The next research phase focuses on developing networked LLM agents to enhance SBM by providing timely and accurate intelligence, automating data analysis, and facilitating collaborative decision-making among stakeholders. By leveraging multimodal data fusion and agentic architectures, this approach empowers users to effectively navigate the complexities of the evolving space environment and maintain a decisive advantage in space operations.
To achieve this, OrbAI and PubAI are incorporated in the Luna architecture.
OrbAI ingests, analyzes, and performs anomaly detection of orbital data to provide contextual insights for space-based operations. It leverages multi-intelligence tipping, queuing, and sense-making techniques to automate data collection and analysis from space-based sensors.
PubAI synthesizes orbital analysis outputs with Publicly Available Information (PAI), utilizing LLMs to generate actionable insights and recommendations. It aggregates data from diverse sources like news websites, satellite databases, and other PAI to construct a holistic understanding of the space environment.

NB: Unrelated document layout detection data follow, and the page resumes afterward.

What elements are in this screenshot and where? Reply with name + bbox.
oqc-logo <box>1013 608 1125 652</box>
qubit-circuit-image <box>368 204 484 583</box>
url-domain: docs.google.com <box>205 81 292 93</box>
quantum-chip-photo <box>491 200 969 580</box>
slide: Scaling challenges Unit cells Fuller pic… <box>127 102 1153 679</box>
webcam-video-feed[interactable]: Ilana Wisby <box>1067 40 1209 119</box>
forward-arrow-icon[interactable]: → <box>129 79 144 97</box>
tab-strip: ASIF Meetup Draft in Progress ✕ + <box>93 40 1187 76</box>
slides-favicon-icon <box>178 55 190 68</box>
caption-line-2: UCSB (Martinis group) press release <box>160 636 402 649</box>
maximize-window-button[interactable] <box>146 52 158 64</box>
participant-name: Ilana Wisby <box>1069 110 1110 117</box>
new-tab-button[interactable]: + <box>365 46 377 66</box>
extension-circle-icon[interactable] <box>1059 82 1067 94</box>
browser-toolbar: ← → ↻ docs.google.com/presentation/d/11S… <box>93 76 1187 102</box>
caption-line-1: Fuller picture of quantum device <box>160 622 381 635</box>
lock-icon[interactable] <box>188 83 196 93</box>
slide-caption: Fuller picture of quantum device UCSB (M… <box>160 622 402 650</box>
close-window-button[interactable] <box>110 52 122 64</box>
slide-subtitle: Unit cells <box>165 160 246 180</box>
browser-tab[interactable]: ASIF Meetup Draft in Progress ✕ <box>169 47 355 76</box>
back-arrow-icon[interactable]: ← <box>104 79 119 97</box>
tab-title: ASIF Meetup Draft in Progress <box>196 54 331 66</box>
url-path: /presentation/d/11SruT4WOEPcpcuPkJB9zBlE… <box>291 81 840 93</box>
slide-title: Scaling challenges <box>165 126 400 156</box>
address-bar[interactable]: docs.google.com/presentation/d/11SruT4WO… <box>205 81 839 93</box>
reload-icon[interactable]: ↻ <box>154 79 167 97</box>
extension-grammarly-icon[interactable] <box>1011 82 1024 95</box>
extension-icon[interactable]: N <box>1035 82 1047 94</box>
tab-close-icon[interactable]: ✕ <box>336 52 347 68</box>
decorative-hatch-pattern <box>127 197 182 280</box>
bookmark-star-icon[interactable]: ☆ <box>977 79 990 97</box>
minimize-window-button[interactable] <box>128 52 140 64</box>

This novel architecture offers several key advantages over Luna alone:
Enhanced Autonomy and Adaptability: The architecture enhances autonomy and adaptability in responding to dynamic situations and new information. Agents can independently gather, process, and act upon information, enabling faster responses and more flexible decision-making.
Modular and Adaptable Design: The modular design of the architecture allows for scalability and maintainability. New agents or data sources can be seamlessly integrated, such as a space weather agent for forecasting solar activities to improve orbit determination. Its modular design enables integration and compatibility with existing systems, while its flexible structure allows for easy adaptation to evolving requirements.
Multimodal Data Fusion: By combining space-based data with PAI, the architecture provides a comprehensive understanding of the space domain. PubAI interacts with data sources such as Space-Track, while OrbAI focuses on orbital data and anomaly detection.
By harnessing the power of agentic architectures and multimodal data fusion, these agents ensure timely, accurate, and comprehensive information is available to key stakeholders, empowering them to make critical decisions in the dynamic space environment.
Date of Conference: September 16-19, 2025
Track: Machine Learning for SDA Applications